Dix mentions de Héron garde-boeufs ont été signalées, dont une aux îles de la Madeleine du 31 octobre au 6 novembre (D. G. Gaudet), et une à Saint-Marcde- Figuery, en Abitibi, les 6 et 7 novembre (d’après J. Fréchette). Une Guifette leucoptère en mue, photographiée à Fatima, aux îles de la Madeleine, le 5 août (A. Richard et autres), a été revue le 21 (G. Cyr). Un Bec-en-ciseaux noir, vu aux Escoumins le 7 septembre (C. Roy), était peut-être l’oiseau qui a passé la majeure partie de l’été dans l’estuaire du Saint-Laurent (voir QO 26/3: 48).

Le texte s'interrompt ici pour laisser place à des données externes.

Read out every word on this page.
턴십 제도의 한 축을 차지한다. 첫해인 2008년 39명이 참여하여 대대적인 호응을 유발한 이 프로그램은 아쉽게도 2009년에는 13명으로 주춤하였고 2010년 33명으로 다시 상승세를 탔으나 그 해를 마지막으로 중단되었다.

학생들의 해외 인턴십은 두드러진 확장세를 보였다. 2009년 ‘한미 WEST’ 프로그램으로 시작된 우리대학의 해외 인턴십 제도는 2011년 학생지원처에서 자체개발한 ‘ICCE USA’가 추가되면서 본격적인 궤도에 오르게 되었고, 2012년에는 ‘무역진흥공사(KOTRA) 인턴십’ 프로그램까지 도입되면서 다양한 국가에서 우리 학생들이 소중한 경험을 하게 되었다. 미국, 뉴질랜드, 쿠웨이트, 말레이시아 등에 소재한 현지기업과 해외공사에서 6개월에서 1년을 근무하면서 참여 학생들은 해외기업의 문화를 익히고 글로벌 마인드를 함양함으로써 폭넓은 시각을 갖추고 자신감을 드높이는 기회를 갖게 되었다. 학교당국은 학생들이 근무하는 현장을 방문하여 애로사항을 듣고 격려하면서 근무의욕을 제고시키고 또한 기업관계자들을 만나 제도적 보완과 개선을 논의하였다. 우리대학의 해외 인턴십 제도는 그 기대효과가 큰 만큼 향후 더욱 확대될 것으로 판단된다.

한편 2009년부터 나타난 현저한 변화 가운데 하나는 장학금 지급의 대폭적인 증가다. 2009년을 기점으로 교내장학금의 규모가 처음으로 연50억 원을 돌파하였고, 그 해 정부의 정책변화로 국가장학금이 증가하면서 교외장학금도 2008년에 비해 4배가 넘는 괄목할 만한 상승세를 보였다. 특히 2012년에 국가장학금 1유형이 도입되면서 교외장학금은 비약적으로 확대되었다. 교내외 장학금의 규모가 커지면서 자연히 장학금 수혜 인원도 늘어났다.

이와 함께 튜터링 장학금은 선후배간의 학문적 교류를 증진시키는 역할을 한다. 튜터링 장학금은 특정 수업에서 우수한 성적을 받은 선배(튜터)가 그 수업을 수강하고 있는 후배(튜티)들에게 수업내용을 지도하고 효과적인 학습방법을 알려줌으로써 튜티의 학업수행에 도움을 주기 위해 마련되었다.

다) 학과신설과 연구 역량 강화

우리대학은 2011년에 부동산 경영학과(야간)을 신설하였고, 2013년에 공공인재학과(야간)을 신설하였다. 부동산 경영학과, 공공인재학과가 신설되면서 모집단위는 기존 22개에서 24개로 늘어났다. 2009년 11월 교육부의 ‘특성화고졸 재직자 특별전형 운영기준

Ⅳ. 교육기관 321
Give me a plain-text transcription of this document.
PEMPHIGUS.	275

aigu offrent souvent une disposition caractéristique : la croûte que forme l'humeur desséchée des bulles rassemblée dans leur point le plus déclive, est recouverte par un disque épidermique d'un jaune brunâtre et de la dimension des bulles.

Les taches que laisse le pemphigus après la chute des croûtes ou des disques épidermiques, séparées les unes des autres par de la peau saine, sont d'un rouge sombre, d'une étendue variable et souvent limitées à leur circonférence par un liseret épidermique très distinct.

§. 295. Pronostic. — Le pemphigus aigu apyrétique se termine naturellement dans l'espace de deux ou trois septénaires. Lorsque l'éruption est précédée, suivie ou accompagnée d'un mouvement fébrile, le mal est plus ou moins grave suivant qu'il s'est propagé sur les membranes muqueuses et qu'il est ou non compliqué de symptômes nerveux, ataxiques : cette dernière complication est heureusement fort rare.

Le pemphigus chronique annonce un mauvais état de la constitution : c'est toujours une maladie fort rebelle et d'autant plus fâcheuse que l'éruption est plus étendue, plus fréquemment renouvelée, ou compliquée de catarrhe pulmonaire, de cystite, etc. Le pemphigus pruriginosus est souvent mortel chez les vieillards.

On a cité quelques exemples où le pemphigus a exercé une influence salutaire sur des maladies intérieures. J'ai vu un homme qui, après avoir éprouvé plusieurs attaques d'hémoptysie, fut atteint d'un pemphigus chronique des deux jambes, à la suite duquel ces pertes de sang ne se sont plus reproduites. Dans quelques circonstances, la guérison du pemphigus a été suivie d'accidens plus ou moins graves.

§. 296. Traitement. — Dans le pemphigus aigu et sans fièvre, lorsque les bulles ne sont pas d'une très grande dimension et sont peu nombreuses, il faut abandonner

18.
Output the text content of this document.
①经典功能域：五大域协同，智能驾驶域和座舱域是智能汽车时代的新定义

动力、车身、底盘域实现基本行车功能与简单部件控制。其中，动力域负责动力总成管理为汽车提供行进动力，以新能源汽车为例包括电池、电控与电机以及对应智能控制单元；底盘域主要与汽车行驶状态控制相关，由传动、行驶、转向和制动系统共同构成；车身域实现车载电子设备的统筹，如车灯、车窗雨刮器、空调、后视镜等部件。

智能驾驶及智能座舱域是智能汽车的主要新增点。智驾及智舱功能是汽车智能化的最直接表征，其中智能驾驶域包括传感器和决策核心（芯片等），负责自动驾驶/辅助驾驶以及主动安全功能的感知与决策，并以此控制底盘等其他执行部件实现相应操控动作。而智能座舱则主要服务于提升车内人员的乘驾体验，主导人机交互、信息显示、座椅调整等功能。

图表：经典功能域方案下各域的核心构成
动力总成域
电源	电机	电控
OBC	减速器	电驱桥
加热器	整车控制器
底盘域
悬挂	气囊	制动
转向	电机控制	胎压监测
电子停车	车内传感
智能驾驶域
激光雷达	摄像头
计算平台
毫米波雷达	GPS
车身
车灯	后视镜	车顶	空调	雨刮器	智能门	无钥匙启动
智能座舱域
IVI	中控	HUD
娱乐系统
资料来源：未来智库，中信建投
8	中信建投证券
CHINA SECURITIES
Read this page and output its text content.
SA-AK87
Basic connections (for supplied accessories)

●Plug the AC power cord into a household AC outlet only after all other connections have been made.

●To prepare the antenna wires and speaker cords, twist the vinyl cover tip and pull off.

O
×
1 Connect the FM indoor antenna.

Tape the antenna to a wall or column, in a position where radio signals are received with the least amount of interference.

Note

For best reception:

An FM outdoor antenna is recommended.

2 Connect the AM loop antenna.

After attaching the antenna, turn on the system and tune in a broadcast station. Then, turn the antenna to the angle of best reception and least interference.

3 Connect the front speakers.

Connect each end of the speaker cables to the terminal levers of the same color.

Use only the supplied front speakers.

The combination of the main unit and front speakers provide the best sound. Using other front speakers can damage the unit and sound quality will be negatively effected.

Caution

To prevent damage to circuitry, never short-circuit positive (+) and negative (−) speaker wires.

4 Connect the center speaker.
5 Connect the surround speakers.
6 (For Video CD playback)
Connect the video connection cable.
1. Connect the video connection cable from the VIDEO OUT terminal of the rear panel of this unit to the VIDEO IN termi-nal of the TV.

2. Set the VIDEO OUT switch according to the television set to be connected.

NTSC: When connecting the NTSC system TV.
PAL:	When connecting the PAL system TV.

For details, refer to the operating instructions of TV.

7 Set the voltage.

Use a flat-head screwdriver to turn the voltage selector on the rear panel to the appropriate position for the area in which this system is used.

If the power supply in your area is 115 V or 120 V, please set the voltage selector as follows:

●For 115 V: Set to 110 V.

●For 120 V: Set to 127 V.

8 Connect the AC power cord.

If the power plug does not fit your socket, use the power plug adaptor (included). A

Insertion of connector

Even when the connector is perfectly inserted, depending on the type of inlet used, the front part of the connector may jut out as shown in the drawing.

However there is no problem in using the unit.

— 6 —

La Paruline à gorge jaune a été rapportée pour un douzième automne consécutif, avec une présence à Sainte-Thérèse-de-Gaspé du 5 au 7 septembre (A. Couture, Y. Cyr), et une à Lachute à compter du 29 octobre (D. Miron et autres). Un Bruant à couronne dorée en plumage de 1er hiver, photographié à Saint-Donat-de-Montcalm les 1er et 2 novembre (L. Guénette, P. Martin), représente une deuxième présence confirmée de l’espèce dans la province. Les six Dickcissels d’Amérique rapportés durant la saison l’ont été dans l’est de la province, dont quatre à Tadoussac. Un mâle d’Oriole de Bullock, à Haldimand à compter du 1er novembre (P. Caron, D. Jalbert, A. Gagnon), représentait une cinquième mention confirmée au Québec, et une première en Gaspésie.